3. Alternatives, Deviations and modifications

[0100] In the foregoing specification, the invention has been described with reference to specific embodiments thereof. It will, however, be evident that various modifications and changes may be made thereto without departing from the broader spirit and scope of the invention. The specification and drawings are, accordingly, to be regarded in an illustrative rather than a restrictive sense. Throughout this specification and the claims, unless the context requires otherwise, the word “comprise” and its variations, such as “comprises” and “comprising,” will be understood to imply the inclusion of a stated item, element or step or group of items, elements or steps but not the exclusion of any other item, element or step or group of items, elements or steps. Furthermore, the indefinite article “a” or “an” is meant to indicate one or more of the item, element or step modified by the article.

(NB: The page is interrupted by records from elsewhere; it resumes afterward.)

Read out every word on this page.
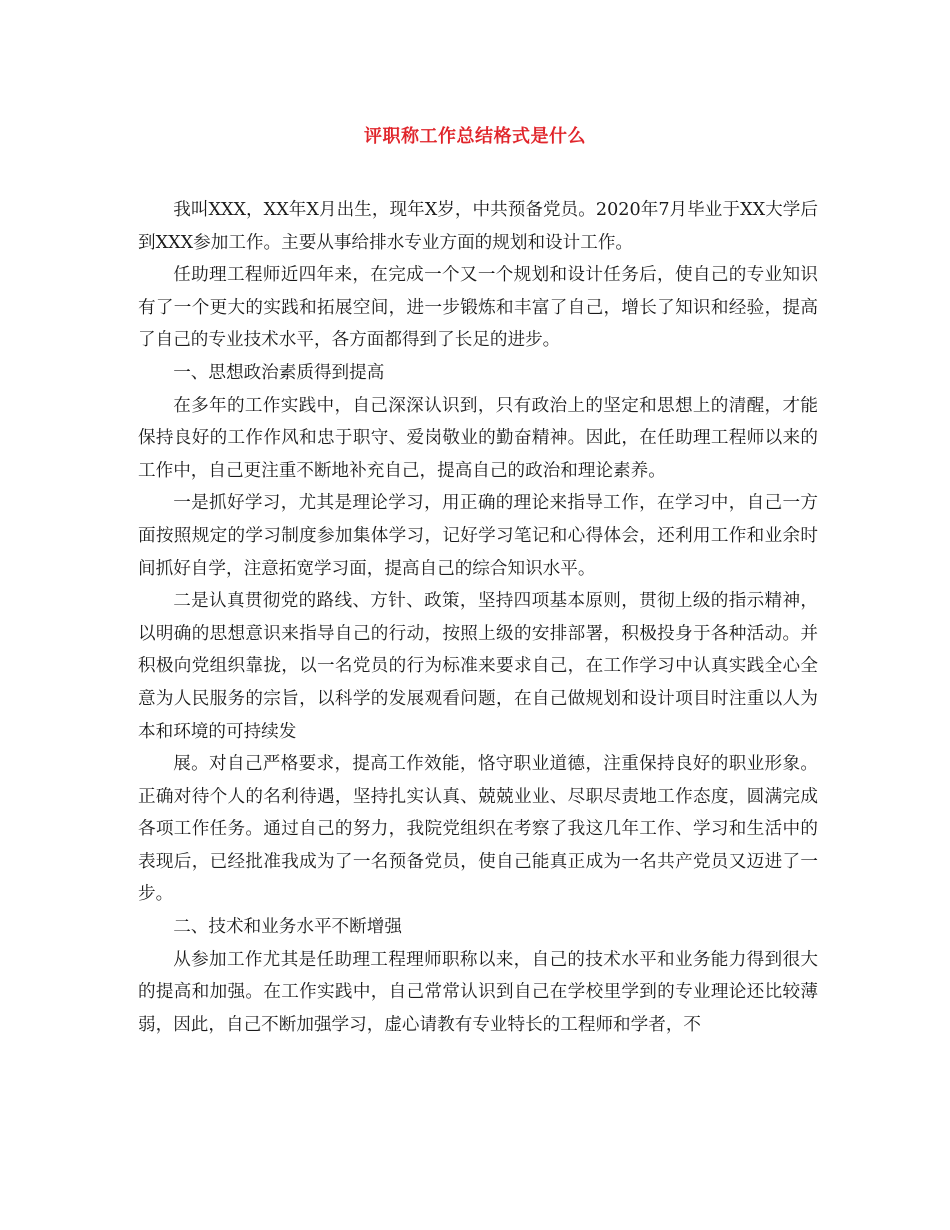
评职称工作总结格式是什么

我叫XXX，XX年X月出生，现年X岁，中共预备党员。2020年7月毕业于XX大学后到XXX参加工作。主要从事给排水专业方面的规划和设计工作。

任助理工程师近四年来，在完成一个又一个规划和设计任务后，使自己的专业知识有了一个更大的实践和拓展空间，进一步锻炼和丰富了自己，增长了知识和经验，提高了自己的专业技术水平，各方面都得到了长足的进步。

一、思想政治素质得到提高

在多年的工作实践中，自己深深认识到，只有政治上的坚定和思想上的清醒，才能保持良好的工作作风和忠于职守、爱岗敬业的勤奋精神。因此，在任助理工程师以来的工作中，自己更注重不断地补充自己，提高自己的政治和理论素养。

一是抓好学习，尤其是理论学习，用正确的理论来指导工作，在学习中，自己一方面按照规定的学习制度参加集体学习，记好学习笔记和心得体会，还利用工作和业余时间抓好自学，注意拓宽学习面，提高自己的综合知识水平。

二是认真贯彻党的路线、方针、政策，坚持四项基本原则，贯彻上级的指示精神，以明确的思想意识来指导自己的行动，按照上级的安排部署，积极投身于各种活动。并积极向党组织靠拢，以一名党员的行为标准来要求自己，在工作学习中认真实践全心全意为人民服务的宗旨，以科学的发展观看问题，在自己做规划和设计项目时注重以人为本和环境的可持续发

展。对自己严格要求，提高工作效能，恪守职业道德，注重保持良好的职业形象。正确对待个人的名利待遇，坚持扎实认真、兢兢业业、尽职尽责地工作态度，圆满完成各项工作任务。通过自己的努力，我院党组织在考察了我这几年工作、学习和生活中的表现后，已经批准我成为了一名预备党员，使自己能真正成为一名共产党员又迈进了一步。

二、技术和业务水平不断增强

从参加工作尤其是任助理工程理师职称以来，自己的技术水平和业务能力得到很大的提高和加强。在工作实践中，自己常常认识到自己在学校里学到的专业理论还比较薄弱，因此，自己不断加强学习，虚心请教有专业特长的工程师和学者，不
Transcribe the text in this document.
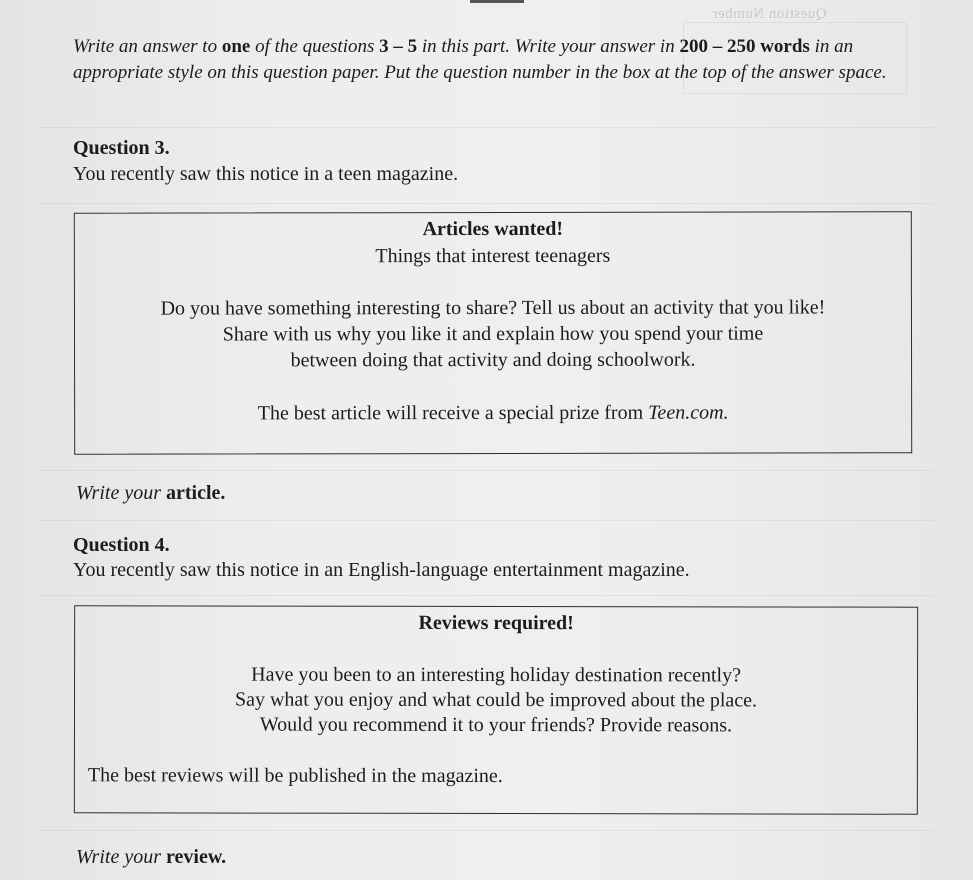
Question Number
Write an answer to one of the questions 3 – 5 in this part. Write your answer in 200 – 250 words in an appropriate style on this question paper. Put the question number in the box at the top of the answer space.
Question 3.
You recently saw this notice in a teen magazine.
Articles wanted!
Things that interest teenagers
Do you have something interesting to share? Tell us about an activity that you like!
Share with us why you like it and explain how you spend your time
between doing that activity and doing schoolwork.
The best article will receive a special prize from Teen.com.
Write your article.
Question 4.
You recently saw this notice in an English-language entertainment magazine.
Reviews required!
Have you been to an interesting holiday destination recently?
Say what you enjoy and what could be improved about the place.
Would you recommend it to your friends? Provide reasons.
The best reviews will be published in the magazine.
Write your review.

[0101] Notwithstanding that the numerical ranges and parameters setting forth the broad scope are approximations, the numerical values set forth in specific non-limiting examples are reported as precisely as possible. Any numerical value, however, inherently contains certain errors necessarily resulting from the standard deviation found in their respective testing measurements at the time of this writing. Furthermore, unless otherwise clear from the context, a numerical value presented herein has an implied precision given by the least significant digit. Thus, a value 1.1 implies a value from 1.05 to 1.15. The term ’’about” is used to indicate a broader range centered on the given value, and unless otherwise clear from the context implies a broader range around the least significant digit, such as “about 1.1” implies a range from 1.0 to 1.2. If the least significant digit is unclear, then the term “about” implies a factor of two, e.g., “about X” implies a value in the range from 0.5X to 2X, for example, about 100 implies a value in a range from 50 to 200. Moreover, all ranges disclosed herein are to be understood to encompass any and all sub-ranges subsumed therein. For example, a range of "less than 10" for a positive only parameter can include any and all subranges between (and including) the minimum value of zero and the maximum value of 10, that is, any and all sub-ranges having a minimum value of equal to or greater than zero and a maximum value of equal to or less than 10, e.g., 1 to 4.